Zur Begründung für die Ausweisung von Rotwildgebieten in Hessen, wie auch in einigen anderen Bundesländern, wurde seinerzeit das Ziel genannt, dem „unerwünschten Ausbreiten des Rotwilds Einhalt zu gebieten“.

Hierzu darf wohl die Frage erlaubt sein, für wen das Rotwild unerwünscht war und ist. Sind es die Grundeigentümer und Jagdgenossenschaften oder gar die Jäger und die Naturfreunde? Sicherlich nicht! Bleibt also nur der nebulöse Gesetzgeber, der immer weiß, was richtig und gut für uns ist und dem dies nicht passt.
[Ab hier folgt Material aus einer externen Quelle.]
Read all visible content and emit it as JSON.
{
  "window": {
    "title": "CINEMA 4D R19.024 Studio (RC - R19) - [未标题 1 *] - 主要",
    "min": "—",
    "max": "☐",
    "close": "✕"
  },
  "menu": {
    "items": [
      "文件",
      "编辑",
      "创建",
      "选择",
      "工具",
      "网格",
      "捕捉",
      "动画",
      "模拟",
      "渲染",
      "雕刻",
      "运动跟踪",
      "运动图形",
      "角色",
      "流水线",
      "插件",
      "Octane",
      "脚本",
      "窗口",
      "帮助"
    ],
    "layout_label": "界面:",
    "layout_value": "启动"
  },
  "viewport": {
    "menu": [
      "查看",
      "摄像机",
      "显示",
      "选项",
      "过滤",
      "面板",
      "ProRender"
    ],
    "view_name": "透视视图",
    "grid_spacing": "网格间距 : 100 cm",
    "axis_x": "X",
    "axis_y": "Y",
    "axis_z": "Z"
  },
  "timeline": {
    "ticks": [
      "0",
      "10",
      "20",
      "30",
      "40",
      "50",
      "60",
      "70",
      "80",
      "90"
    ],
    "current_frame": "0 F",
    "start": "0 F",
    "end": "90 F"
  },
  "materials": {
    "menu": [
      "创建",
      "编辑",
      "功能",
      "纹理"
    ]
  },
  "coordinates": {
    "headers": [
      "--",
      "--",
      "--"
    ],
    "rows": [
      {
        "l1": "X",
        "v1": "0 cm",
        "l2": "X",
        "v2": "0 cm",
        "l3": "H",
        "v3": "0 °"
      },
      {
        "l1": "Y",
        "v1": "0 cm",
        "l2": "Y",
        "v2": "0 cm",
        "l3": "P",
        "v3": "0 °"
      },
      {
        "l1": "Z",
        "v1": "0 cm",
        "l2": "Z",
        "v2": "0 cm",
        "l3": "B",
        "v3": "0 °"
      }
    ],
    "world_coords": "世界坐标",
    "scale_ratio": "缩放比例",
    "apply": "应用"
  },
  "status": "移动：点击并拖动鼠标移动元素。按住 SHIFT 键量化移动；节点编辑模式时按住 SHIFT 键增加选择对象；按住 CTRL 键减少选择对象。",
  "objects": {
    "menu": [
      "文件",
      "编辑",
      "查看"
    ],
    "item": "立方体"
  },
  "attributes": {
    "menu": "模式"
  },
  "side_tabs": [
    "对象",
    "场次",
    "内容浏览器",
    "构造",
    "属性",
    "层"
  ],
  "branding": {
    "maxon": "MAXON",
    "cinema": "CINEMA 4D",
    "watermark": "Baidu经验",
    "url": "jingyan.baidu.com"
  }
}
Auch hierbei drängt sich die Frage auf, wessen Interessen dieser Gesetzgeber vertritt oder vertreten sollte.

Wäre es nicht an der Zeit, auch einmal zu fragen, was das Rotwild wünscht, wo es geeignete Lebensräume vorfindet und wo es leben möchte? Diese Tierart der offenen und halboffenen Landschaft hat der Mensch im Laufe der Zeit in den deckungsreichen Wald zurückgedrängt, dort isoliert und schließlich durch Verordnung die Grenzen der Reservaten bestimmt, bei deren Überschreitung der Abschuss angeordnet ist. Die Lebensbedingungen in den sogenannten Rotwildgebieten sind häufig suboptimal (hohe Wilddichte, mangelnde Äsung, Störungen, erhöhter Jagddruck) mit der Folge erheblicher und steigender Wildschäden (Verbiss, Schäle). Das Rotwild entwickelt sich in vielen Gebieten zum reinen Nachttier.

Die Abgrenzung der Rotwildgebiete erfolgte seinerzeit oft nicht sachgerecht (nicht Lebensräume, sondern Verwaltungsgrenzen oder waldbauliche Zielvorgaben waren das Kriterium), Wanderbewegungen werden durch die Abschusspflicht in den rotwildfreien Gebieten erschwert bzw. unmöglich gemacht. Dies alles als Ausdruck einer „rotwildfreundlichen Politik“ anzusehen, fällt schwer.

Was spricht dagegen, die Vorschläge der Arbeitsgemeinschaft Lebensraum Rotwild des DJV zumindest versuchsweise umzusetzen und sog. „Rotwild-Regionen“ zu bilden, d.h. große Lebensräume, die sich aus Rotwildgebieten und den dazwischen liegenden Gebieten zusammensetzen und in denen es nach einheitlichen Konzepten und Richtlinien um eine Verbesserung der Lebenssituation des Rotwildes geht? Es ist ja nicht ganz unwahrscheinlich, dass es dabei auch zu einer Verminderung der Wildschäden kommt.

In diesem Zusammenhang ist es interessant – wenn auch nicht ganz vergleichbar – die Diskussionen und Argumente zu verfolgen, wenn es um die Erweiterung oder Wiederbesiedelung von Lebensräumen bei anderen Wildarten (Luchs, Wolf, Biber, Bär, Elch) geht. Spräche hier jemand – wie eben beim Rotwild – von einer „unerwünschten Ausbreitung“, so würde er sicher öffentlich gesteinigt.